When I run the above line of code, I receive the error "Error in eval(family$initialize) : non-positive values not allowed for the 'Gamma' family"

I believe that this is because the "DailyChange" column in my data frame has positive and negative values. Is there a way to remove the column "DailyChange" from my data frame so that I only have the columns "treatment", "Date", "Discharge", "Precipitation", and "Daily Increase"?

I don't think the problem is that DailyChange has negative values, because that variable is not inclued in your GAM. However, it does suggest that you have negative or zero values in DailyIncrease in this data frame.

If the negative values are a mistake, they could be removed. If they really are important, you'll have to find another distribution for the response. If you're still concerned about the non-constant variance, you might have to apply some kind of transformation that can handle positive and negative values. Such transformations do exist, but you'd need to think about the problem a bit more.

Thank you. I do not have any negative values in the "DailyIncrease" variable, but I do have several values of zero. Would zero values cause the error "Error in eval(family$initialize) : non-positive values not allowed for the 'Gamma' family"?

The 0 values will create an error considering the link function is set to log. You may be able to use identity as link function for the Gamma() family but that may not be appropriate for the distribution of the data. You may want to look into the package {brms} which can fit a Gamma-Hurdle model that takes account of the 0 in your data and can fit smoothers.
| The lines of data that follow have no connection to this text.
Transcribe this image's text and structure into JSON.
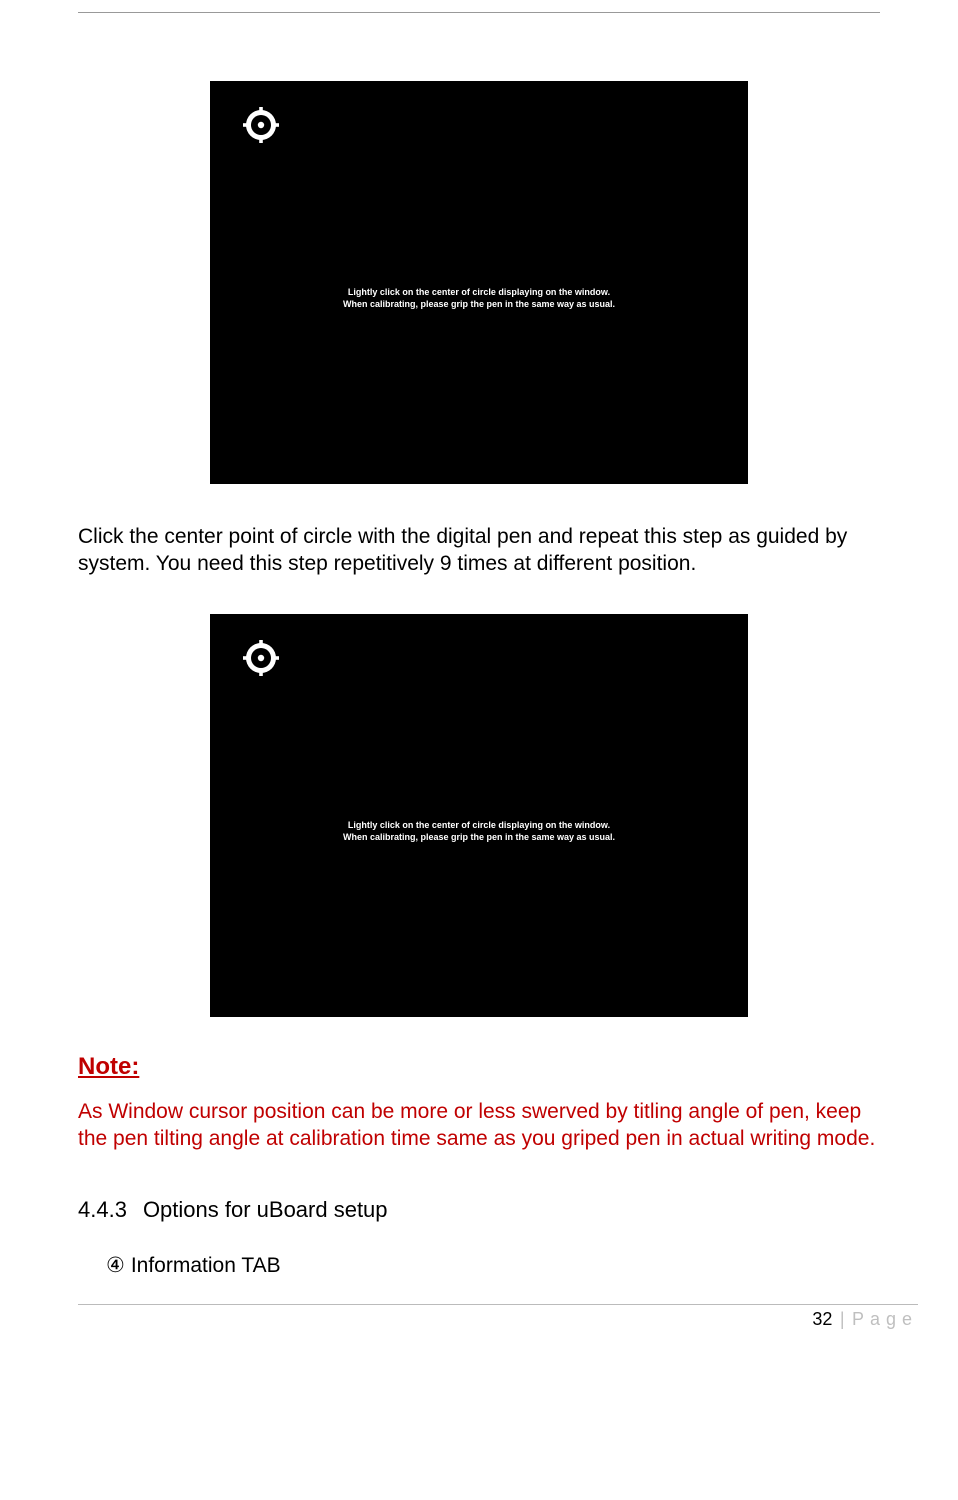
{
  "calibration": {
    "line1": "Lightly click on the center of circle displaying on the window.",
    "line2": "When calibrating, please grip the pen in the same way as usual."
  },
  "paragraph1": "Click the center point of circle with the digital pen and repeat this step as guided by system. You need this step repetitively 9 times at different position.",
  "note": {
    "label": "Note:",
    "body": "As Window cursor position can be more or less swerved by titling angle of pen, keep the pen tilting angle at calibration time same as you griped pen in actual writing mode."
  },
  "section": {
    "number": "4.4.3",
    "title": "Options for uBoard setup"
  },
  "listItem": {
    "marker": "④",
    "text": "Information TAB"
  },
  "footer": {
    "pageNum": "32",
    "sep": "|",
    "word": "Page"
  }
}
One suggestion to the above code that @mcneills provided is that if you are to add in treatment you will more than likely want to set the y-intercepts to be separate. You can do this by having treatment as a covariate and as the by argument. See below example using your variables:

m <- gam(DailyIncrease ~ treatment + s(Precipitation, by = treatment), 
         data = df, 
         method = "REML", 
         family = Gamma(link = log))

Good luck and happy GAMing!

Thank you. That worked, I am still unsure as to how to determine the overall slopes of both the preGAM15 and postGAM15 models and determine if these slopes are significantly different. Does anyone have any advice?

I had very few precipitation events greater than 15 mm in precipitation depth, so I removed all observations with precipitation events greater than 15 mm and created four data objects looking at precipitation depth and the increase in stream discharge for events less than 15 mm. This was achieved using the code below, where prePrecip15 is daily precipitation depth of events less than 15 mm between 2010 and 2012, preIncrease15 is the increase in stream discharge for each precipitation event less than 15 mm between 2010 and 2012, postPrecip15 is the daily precipitation depth of events less than 15 mm between 2020 and 2022, and postIncrease15 the daily increase in stream discharge for each precipitation event less than 15 mm between 2010 and 2022 (see code below).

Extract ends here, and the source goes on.